De 1969 à 1971, j’é­tais le direc­teur de l’en­quête natio­nale sur le com­por­te­ment et les atti­tudes des direc­teurs d’en­tre­prise. En 1970 et 1971, j’é­tais le direc­teur de l’en­quête natio­nale sur la popu­la­tion tzi­gane en Hon­grie. Le 31 décembre 1973, j’ai été frap­pé de l’in­ter­dic­tion de pour­suivre des recherches empiriques.

Quelles ont été tes autres acti­vi­tés en Hon­grie puis en France après ton exil ?

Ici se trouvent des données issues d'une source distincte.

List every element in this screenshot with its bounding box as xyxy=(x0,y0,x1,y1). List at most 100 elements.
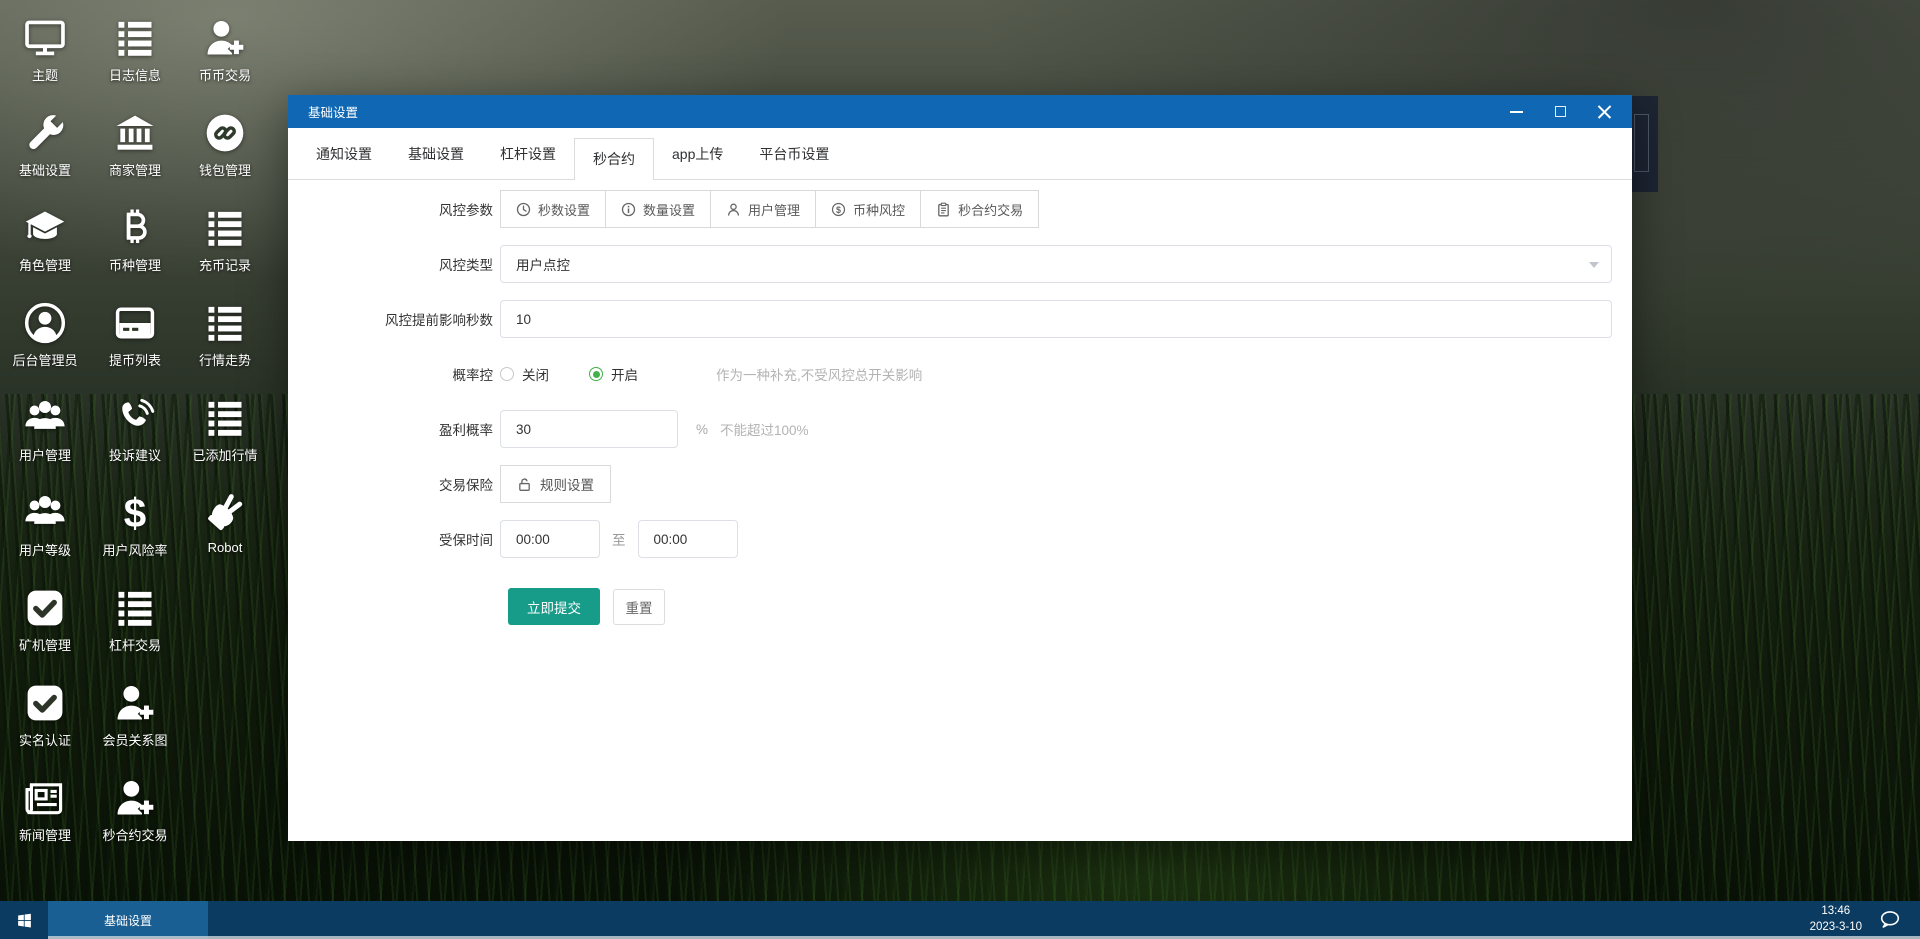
desktop-icon-role-mgmt[interactable]: 角色管理 xyxy=(0,200,90,295)
button-label: 用户管理 xyxy=(748,202,801,218)
clock-time: 13:46 xyxy=(1821,905,1851,918)
desktop-icon-news-mgmt[interactable]: 新闻管理 xyxy=(0,770,90,865)
coin-risk-button[interactable]: 币种风控 xyxy=(815,190,922,228)
button-label: 币种风控 xyxy=(853,202,906,218)
probability-off-label: 关闭 xyxy=(522,368,549,383)
tab-platform-coin-settings[interactable]: 平台币设置 xyxy=(741,129,847,180)
risk-type-value: 用户点控 xyxy=(516,258,570,273)
background-window-button-outline xyxy=(1634,114,1649,172)
submit-button[interactable]: 立即提交 xyxy=(508,588,600,625)
user-plus-icon xyxy=(113,776,157,820)
risk-type-select[interactable]: 用户点控 xyxy=(500,245,1612,283)
desktop-icon-coin-mgmt[interactable]: 币种管理 xyxy=(90,200,180,295)
desktop-icon-withdraw-list[interactable]: 提币列表 xyxy=(90,295,180,390)
desktop-icon-market-trend[interactable]: 行情走势 xyxy=(180,295,270,390)
rule-settings-button[interactable]: 规则设置 xyxy=(500,465,611,503)
profit-probability-hint: 不能超过100% xyxy=(720,423,809,438)
chat-bubble-icon xyxy=(1876,908,1903,932)
desktop-icon-seconds-contract[interactable]: 秒合约交易 xyxy=(90,770,180,865)
list-icon xyxy=(203,206,247,250)
desktop-icon-label: 用户等级 xyxy=(18,543,71,558)
lock-icon xyxy=(517,477,532,492)
probability-on-radio[interactable] xyxy=(589,367,603,381)
desktop-icon-label: 钱包管理 xyxy=(198,163,251,178)
desktop-icon-basic-settings[interactable]: 基础设置 xyxy=(0,105,90,200)
user-management-button[interactable]: 用户管理 xyxy=(710,190,817,228)
seconds-setting-button[interactable]: 秒数设置 xyxy=(500,190,607,228)
desktop-icon-label: 主题 xyxy=(31,68,58,83)
maximize-button[interactable] xyxy=(1538,95,1582,128)
user-circle-icon xyxy=(23,301,67,345)
system-tray: 13:46 2023-3-10 xyxy=(1810,901,1920,939)
risk-type-row: 风控类型 用户点控 xyxy=(288,245,1632,283)
desktop-icon-label: 充币记录 xyxy=(198,258,251,273)
desktop-row: 后台管理员 提币列表 行情走势 xyxy=(0,295,280,390)
tray-chat-button[interactable] xyxy=(1874,907,1904,933)
settings-tabbar: 通知设置 基础设置 杠杆设置 秒合约 app上传 平台币设置 xyxy=(288,128,1632,180)
window-titlebar: 基础设置 xyxy=(288,95,1632,128)
desktop-icon-leverage-trade[interactable]: 杠杆交易 xyxy=(90,580,180,675)
desktop-icon-label: 会员关系图 xyxy=(102,733,168,748)
button-label: 秒合约交易 xyxy=(958,202,1024,218)
desktop-icon-deposit-records[interactable]: 充币记录 xyxy=(180,200,270,295)
check-square-icon xyxy=(23,681,67,725)
start-button[interactable] xyxy=(0,901,48,939)
tab-app-upload[interactable]: app上传 xyxy=(654,129,741,180)
insured-time-to-input[interactable] xyxy=(637,520,738,558)
desktop-icon-admin-users[interactable]: 后台管理员 xyxy=(0,295,90,390)
dollar-icon xyxy=(113,491,157,535)
credit-card-icon xyxy=(113,301,157,345)
users-icon xyxy=(23,396,67,440)
profit-probability-input[interactable] xyxy=(500,410,678,448)
desktop-icon-user-mgmt[interactable]: 用户管理 xyxy=(0,390,90,485)
taskbar-item-label: 基础设置 xyxy=(103,913,152,928)
risk-params-button-group: 秒数设置 数量设置 用户管理 币种风控 秒合约交易 xyxy=(500,190,1040,228)
desktop-icon-label: 提币列表 xyxy=(108,353,161,368)
tab-seconds-contract[interactable]: 秒合约 xyxy=(574,138,654,180)
desktop-icon-label: 投诉建议 xyxy=(108,448,161,463)
taskbar-item-basic-settings[interactable]: 基础设置 xyxy=(48,901,208,939)
desktop-icon-wallet-mgmt[interactable]: 钱包管理 xyxy=(180,105,270,200)
maximize-icon xyxy=(1554,106,1566,117)
trade-insurance-row: 交易保险 规则设置 xyxy=(288,465,1632,503)
desktop-icon-miner-mgmt[interactable]: 矿机管理 xyxy=(0,580,90,675)
desktop-icon-log-info[interactable]: 日志信息 xyxy=(90,10,180,105)
clipboard-icon xyxy=(936,202,951,217)
desktop-icon-member-graph[interactable]: 会员关系图 xyxy=(90,675,180,770)
desktop-icon-coin-trade[interactable]: 币币交易 xyxy=(180,10,270,105)
list-icon xyxy=(203,396,247,440)
tab-basic-settings[interactable]: 基础设置 xyxy=(390,129,482,180)
desktop-icon-label: 用户风险率 xyxy=(102,543,168,558)
reset-button[interactable]: 重置 xyxy=(613,588,665,625)
desktop-icon-merchant-mgmt[interactable]: 商家管理 xyxy=(90,105,180,200)
insured-time-from-input[interactable] xyxy=(500,520,600,558)
tab-notification-settings[interactable]: 通知设置 xyxy=(298,129,390,180)
desktop-icon-theme[interactable]: 主题 xyxy=(0,10,90,105)
minimize-button[interactable] xyxy=(1494,95,1538,128)
desktop-icon-feedback[interactable]: 投诉建议 xyxy=(90,390,180,485)
percent-unit: % xyxy=(696,421,709,437)
risk-params-label: 风控参数 xyxy=(439,203,493,218)
form-actions-row: 立即提交 重置 xyxy=(288,588,1632,625)
desktop-icon-added-markets[interactable]: 已添加行情 xyxy=(180,390,270,485)
chevron-down-icon xyxy=(1589,262,1599,268)
risk-type-label: 风控类型 xyxy=(439,258,493,273)
button-label: 秒数设置 xyxy=(538,202,591,218)
desktop-icon-label: 角色管理 xyxy=(18,258,71,273)
quantity-setting-button[interactable]: 数量设置 xyxy=(605,190,712,228)
person-icon xyxy=(726,202,741,217)
desktop-icon-user-level[interactable]: 用户等级 xyxy=(0,485,90,580)
desktop-icon-real-name-auth[interactable]: 实名认证 xyxy=(0,675,90,770)
desktop-icon-grid: 主题 日志信息 币币交易 基础设置 商家管理 钱包管理 角色管理 币种管理 充币… xyxy=(0,10,280,865)
desktop-icon-robot[interactable]: Robot xyxy=(180,485,270,580)
seconds-contract-trade-button[interactable]: 秒合约交易 xyxy=(920,190,1040,228)
desktop-icon-label: Robot xyxy=(207,540,243,555)
desktop-icon-user-risk-rate[interactable]: 用户风险率 xyxy=(90,485,180,580)
close-button[interactable] xyxy=(1582,95,1626,128)
taskbar-clock[interactable]: 13:46 2023-3-10 xyxy=(1810,904,1862,935)
tab-leverage-settings[interactable]: 杠杆设置 xyxy=(482,129,574,180)
probability-off-radio[interactable] xyxy=(500,367,514,381)
bank-icon xyxy=(113,111,157,155)
advance-seconds-input[interactable] xyxy=(500,300,1612,338)
desktop-icon-label: 币种管理 xyxy=(108,258,161,273)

Dans les années 70, j’ai ani­mé des sémi­naires de recherche clan­des­tins. En jan­vier 1977, je me suis éta­bli en France comme réfu­gié poli­tique. J’ai publié en France les études sui­vante : « les juifs dans la struc­ture de classe en Hon­grie : essai sur les anté­cé­dents his­to­riques des crises d’an­ti­sé­mi­tisme du XXème siècle », en col­la­bo­ra­tion avec Vik­tor Kara­dy, in Actes de la Recherche en Sciences Sociales, 1978, n°22, pp. 26 – 61 ; « le com­pro­mis hon­grois », en col­la­bo­ra­tion avec Pierre Kende, in com­men­taire, 1978, n°2 pp. 149 – 161 ; « la chaîne dans les usines hon­groises », in Actes de la Recherche en Sciences Sociales, 1978, n°24, pp. 62 – 77 ; « la classe ouvrière en Hon­grie », in Struc­tures Sociales en Europe de l’Est. 2. Trans­for­ma­tion de la classe ouvrière, la docu­men­ta­tion fran­çaise, 1979, n° 4511 – 4512, pp. 59 – 80 ; « Pover­ty in Hun­ga­ry », in Social Science Infor­ma­tion, 1979 ; « les pauvres dans la Hon­grie socia­liste », in Contre­point, 1979…

Je col­la­bore à la rédac­tion de Magyar Füze­tek (cahiers hon­grois) qui publie régu­liè­re­ment (4 fois par an) les textes de l’op­po­si­tion hon­groise et des émi­grés hongrois.